Time: 12:00 PM - 1:15 PM
Location: 609 Social Sciences
Elie Wiesel’s Night, which first appeared in French as La nuit in 1958, may well loom as the archetypal Holocaust survivor account. But it was only in 1994, in his memoirs, that the author addressed the fact that Night is part adaptation, part translation, of a Yiddish work he originally published in Buenos Aires in 1956: …Un di velt hot geshvign (…And the World Was Silent).
Critics have read discrepancies between the two versions in various ways: favorably, as resulting from appreciation for the distinct literary idiom of each language; provocatively, as the consequence of Wiesel’s desire to cast the Holocaust in Christian, rather than Jewish, terms; and disparagingly, as part of a strategy to hide ideologically unpalatable, ethnocentric attitudes from a wider audience.

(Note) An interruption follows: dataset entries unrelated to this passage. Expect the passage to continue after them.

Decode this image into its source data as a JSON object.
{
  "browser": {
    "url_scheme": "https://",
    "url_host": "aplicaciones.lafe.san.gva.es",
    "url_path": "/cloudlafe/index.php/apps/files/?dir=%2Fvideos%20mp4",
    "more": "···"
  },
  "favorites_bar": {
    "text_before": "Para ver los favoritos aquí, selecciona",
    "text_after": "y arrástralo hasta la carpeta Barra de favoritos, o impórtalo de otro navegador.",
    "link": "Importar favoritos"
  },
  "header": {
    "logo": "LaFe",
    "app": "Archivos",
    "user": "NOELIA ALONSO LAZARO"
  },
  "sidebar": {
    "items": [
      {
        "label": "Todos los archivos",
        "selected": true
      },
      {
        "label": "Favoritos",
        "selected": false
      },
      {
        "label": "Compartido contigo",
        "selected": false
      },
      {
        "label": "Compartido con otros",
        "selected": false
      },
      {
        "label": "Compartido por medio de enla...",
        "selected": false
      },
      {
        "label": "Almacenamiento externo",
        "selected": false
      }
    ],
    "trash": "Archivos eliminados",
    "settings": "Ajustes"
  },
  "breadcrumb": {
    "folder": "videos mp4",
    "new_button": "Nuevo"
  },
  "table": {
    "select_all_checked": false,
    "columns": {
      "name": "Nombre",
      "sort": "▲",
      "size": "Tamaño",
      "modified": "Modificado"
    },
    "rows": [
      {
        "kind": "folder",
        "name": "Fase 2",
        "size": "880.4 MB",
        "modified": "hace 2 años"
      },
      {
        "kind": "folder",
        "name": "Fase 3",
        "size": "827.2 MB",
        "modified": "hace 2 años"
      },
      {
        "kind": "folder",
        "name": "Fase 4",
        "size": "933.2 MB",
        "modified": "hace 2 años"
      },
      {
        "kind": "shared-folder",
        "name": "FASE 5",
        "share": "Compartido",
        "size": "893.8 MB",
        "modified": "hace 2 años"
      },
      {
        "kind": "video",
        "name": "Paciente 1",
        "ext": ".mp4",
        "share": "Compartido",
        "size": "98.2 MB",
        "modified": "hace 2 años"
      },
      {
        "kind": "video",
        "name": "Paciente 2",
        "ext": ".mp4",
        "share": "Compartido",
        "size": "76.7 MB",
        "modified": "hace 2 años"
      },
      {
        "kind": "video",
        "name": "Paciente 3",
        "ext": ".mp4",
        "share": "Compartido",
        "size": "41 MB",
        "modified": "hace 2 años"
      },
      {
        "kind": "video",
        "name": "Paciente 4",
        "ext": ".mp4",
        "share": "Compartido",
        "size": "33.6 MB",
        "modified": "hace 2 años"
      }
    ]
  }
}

This presentation will review merits and flaws of these differing interpretations of Wiesel’s work, and sketch a possible new approach.
Alan Astro (Ph.D., Yale University, 1985) is professor of Modern Languages and Literatures at Trinity University, San Antonio, Texas. He has published on Beckett, Borges and Sholem Aleichem as well as other modern authors in French, Spanish and Yiddish. Astro’s latest work is Yiddish South of the Border: An Anthology of Latin American Yiddish Writing (2003).